What is the value of a life? This is the question we are asking ourselves across a spectrum of issues in society today.
Historically, we have questioned whether the value of one’s life is based on race, creed, or gender. While these questions are still raised, American culture has largely recognized the equal value of these human lives. We are now questioning whether this value is based on ability or opportunity. We further consider if suffering makes life lose its value.
Perhaps you have seen the film, “180.” In this film, Ray Comfort interviews a variety of individuals and, among other questions, he asks them all the following:
“It’s 1943. A German officer has a gun pointed at you. He wants you to get into a bulldozer and drive it forward.
In front of the bulldozer is a pit in which there are 300 Jews who have just been shot. Some of them are still alive.
He wants you to bury them alive! If you don’t do what he says, he is going to kill you and do it himself. If you do what he says, he will let you live. Would you drive it forward?”
What would you do? What is the value of the lives involved in this scenario, and how do you determine this?
Comfort also reworked this question and asked if his interviewees would be willing to shoot the Jews, as opposed to burying them alive, if prompted in the same way by the German officer. Does this change the situation?

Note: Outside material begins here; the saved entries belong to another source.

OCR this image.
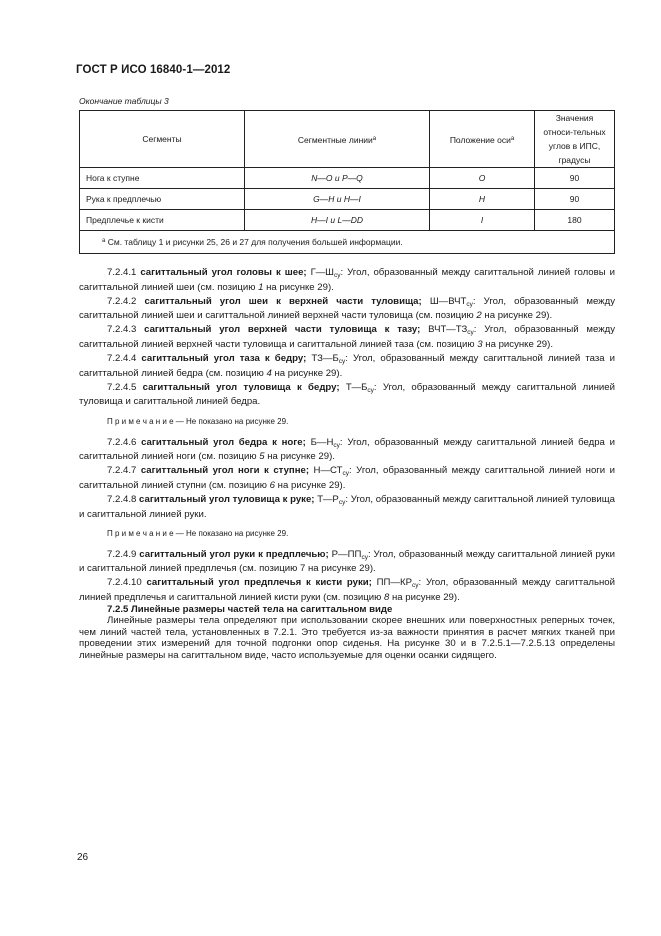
ГОСТ Р ИСО 16840-1—2012
Окончание таблицы 3
Сегменты	Сегментные линии$^a$	Положение оси$^a$	Значения относи-тельных углов в ИПС, градусы
Нога к ступне	N—O и P—Q	O	90
Рука к предплечью	G—H и H—I	H	90
Предплечье к кисти	H—I и L—DD	I	180
$^a$ См. таблицу 1 и рисунки 25, 26 и 27 для получения большей информации.			

7.2.4.1 сагиттальный угол головы к шее; $Г—Ш_{су}$: Угол, образованный между сагиттальной линией головы и сагиттальной линией шеи (см. позицию 1 на рисунке 29).

7.2.4.2 сагиттальный угол шеи к верхней части туловища; $Ш—ВЧТ_{су}$: Угол, образованный между сагиттальной линией шеи и сагиттальной линией верхней части туловища (см. позицию 2 на рисунке 29).

7.2.4.3 сагиттальный угол верхней части туловища к тазу; $ВЧТ—ТЗ_{су}$: Угол, образованный между сагиттальной линией верхней части туловища и сагиттальной линией таза (см. позицию 3 на рисунке 29).

7.2.4.4 сагиттальный угол таза к бедру; $ТЗ—Б_{су}$: Угол, образованный между сагиттальной линией таза и сагиттальной линией бедра (см. позицию 4 на рисунке 29).

7.2.4.5 сагиттальный угол туловища к бедру; $Т—Б_{су}$: Угол, образованный между сагиттальной линией туловища и сагиттальной линией бедра.

П р и м е ч а н и е — Не показано на рисунке 29.

7.2.4.6 сагиттальный угол бедра к ноге; $Б—Н_{су}$: Угол, образованный между сагиттальной линией бедра и сагиттальной линией ноги (см. позицию 5 на рисунке 29).

7.2.4.7 сагиттальный угол ноги к ступне; $Н—СТ_{су}$: Угол, образованный между сагиттальной линией ноги и сагиттальной линией ступни (см. позицию 6 на рисунке 29).

7.2.4.8 сагиттальный угол туловища к руке; $Т—Р_{су}$: Угол, образованный между сагиттальной линией туловища и сагиттальной линией руки.

П р и м е ч а н и е — Не показано на рисунке 29.

7.2.4.9 сагиттальный угол руки к предплечью; $Р—ПП_{су}$: Угол, образованный между сагиттальной линией руки и сагиттальной линией предплечья (см. позицию 7 на рисунке 29).

7.2.4.10 сагиттальный угол предплечья к кисти руки; $ПП—КР_{су}$: Угол, образованный между сагиттальной линией предплечья и сагиттальной линией кисти руки (см. позицию 8 на рисунке 29).

7.2.5 Линейные размеры частей тела на сагиттальном виде

Линейные размеры тела определяют при использовании скорее внешних или поверхностных реперных точек, чем линий частей тела, установленных в 7.2.1. Это требуется из-за важности принятия в расчет мягких тканей при проведении этих измерений для точной подгонки опор сиденья. На рисунке 30 и в 7.2.5.1—7.2.5.13 определены линейные размеры на сагиттальном виде, часто используемые для оценки осанки сидящего.

26
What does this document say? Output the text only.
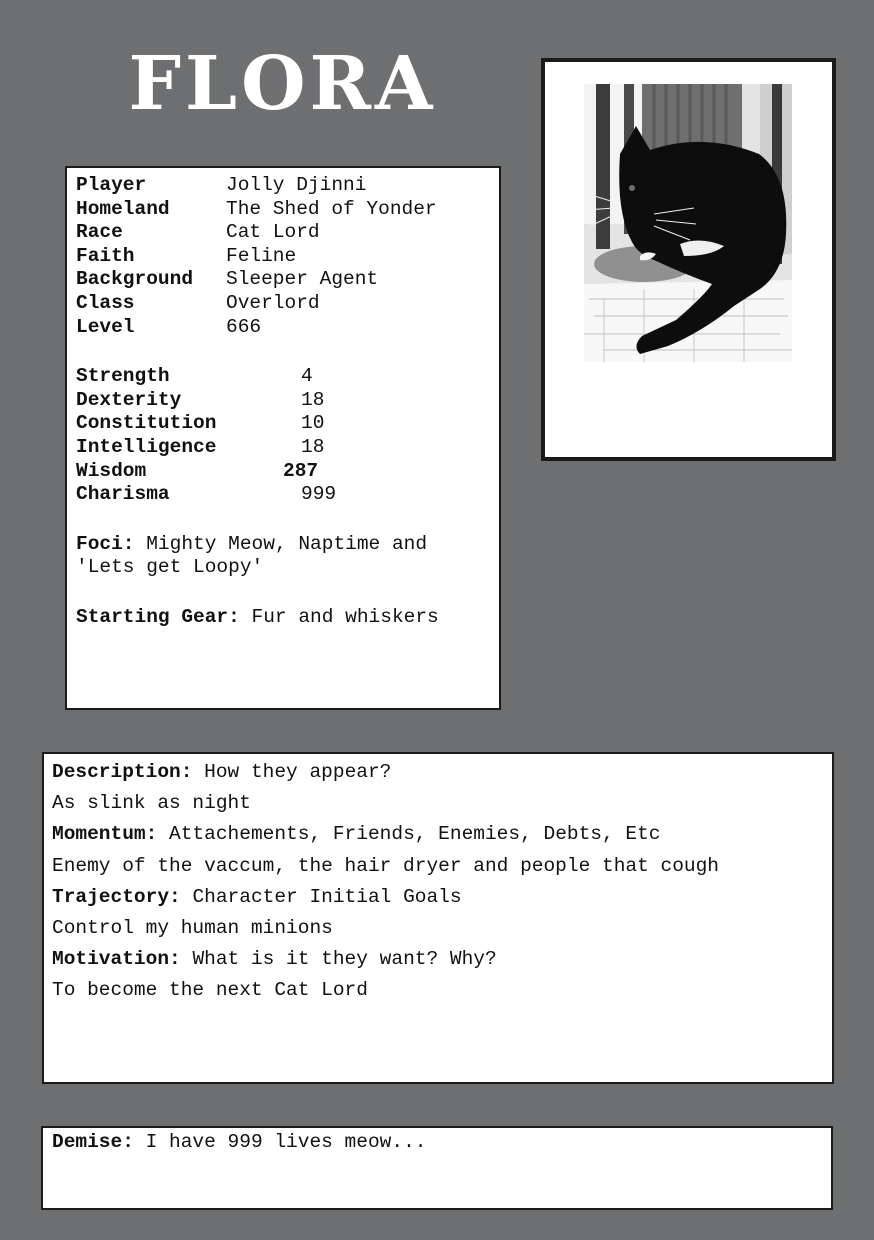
FLORA
Player	Jolly Djinni
Homeland	The Shed of Yonder
Race	Cat Lord
Faith	Feline
Background	Sleeper Agent
Class	Overlord
Level	666
Strength	4
Dexterity	18
Constitution	10
Intelligence	18
Wisdom	287
Charisma	999
Foci: Mighty Meow, Naptime and 'Lets get Loopy'
Starting Gear:
Fur and whiskers
Description: How they appear?
As slink as night
Momentum: Attachements, Friends, Enemies, Debts, Etc
Enemy of the vaccum, the hair dryer and people that cough
Trajectory: Character Initial Goals
Control my human minions
Motivation: What is it they want? Why?
To become the next Cat Lord
Demise:
I have 999 lives meow...
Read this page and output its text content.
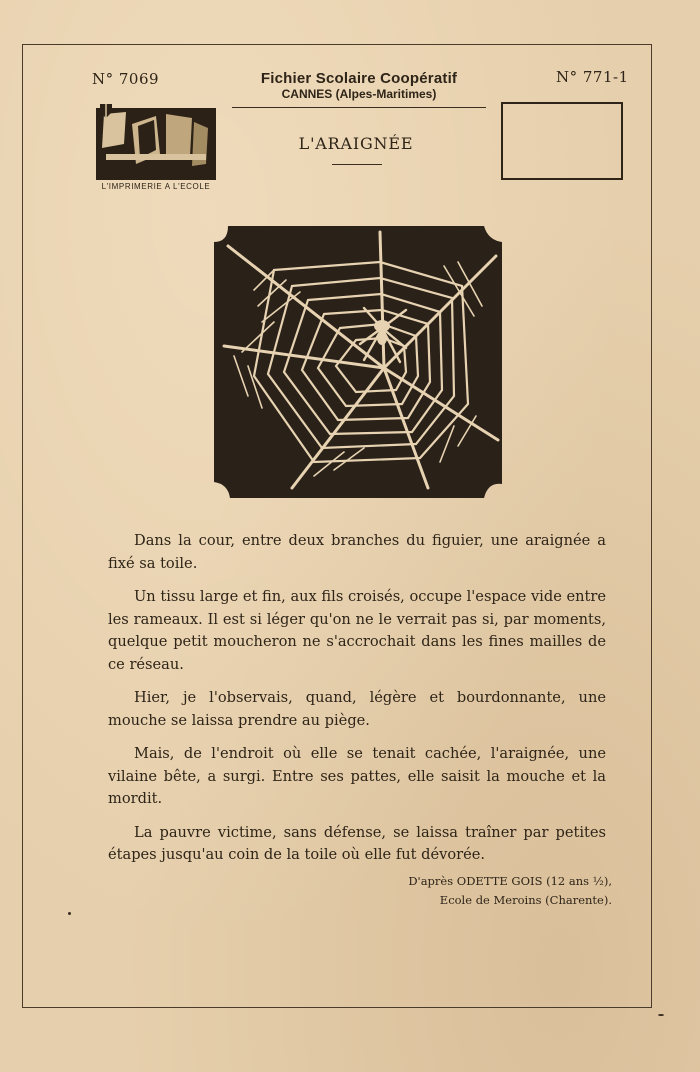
N° 7069	N° 771-1
Fichier Scolaire Coopératif
CANNES (Alpes-Maritimes)
L'IMPRIMERIE A L'ECOLE
L'ARAIGNÉE

Dans la cour, entre deux branches du figuier, une araignée a fixé sa toile.

Un tissu large et fin, aux fils croisés, occupe l'espace vide entre les rameaux. Il est si léger qu'on ne le verrait pas si, par moments, quelque petit moucheron ne s'accrochait dans les fines mailles de ce réseau.

Hier, je l'observais, quand, légère et bourdonnante, une mouche se laissa prendre au piège.

Mais, de l'endroit où elle se tenait cachée, l'araignée, une vilaine bête, a surgi. Entre ses pattes, elle saisit la mouche et la mordit.

La pauvre victime, sans défense, se laissa traîner par petites étapes jusqu'au coin de la toile où elle fut dévorée.

D'après ODETTE GOIS (12 ans ½),
Ecole de Meroins (Charente).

I viewed this film for the first time this past weekend, in a bus of more than 50 individuals headed to the March for Life in Washington D.C. This march marks the anniversary and protests the Roe v. Wade Supreme Court decision of 1973. On Monday, an estimated 400,000 people marched in Washington to demonstrate a belief in the inherent value of every human life, beginning at conception.
Comfort’s film deals with the Holocaust as well as with abortion. In both cases, people must grapple with the issues of life and its value.
Watching this film, we witnessed individuals grappling with issues of life and how, through Comfort’s questioning, a number of those who had been for abortion did a 180 and determined they are against it. (You can watch the 33-minute film online at www.180movie.com.)
We can offer many reasons for abortion, such as the lack of support for the mother, the stigma a young or unmarried mother may face, lack of funds to support the child, or the developing child’s disabilities.
However, these problems should be addressed themselves rather than compromised with abortion. We need to support the mothers and families who are struggling to support their born and/or unborn children.
We must encourage loving adoptions.
We should love everyone, including young and unmarried mothers, rather than stigmatizing them. We must, again, offer support for all those with disabilities. These are real solutions to the problems that we face.
Regardless of the reason offered for abortion, we are left with the bottom line question: what is the value of a human life? Is it ever justified to kill that life?
The questions about the value of human life are not going away without answers.
Let us live our lives answering these questions, not hiding from them. Naturally, it will not be easy to face these issues.
Even so, we can live to help each other, including growing and learning from any mistakes we have made, if we will recognize the inherent value of every human life.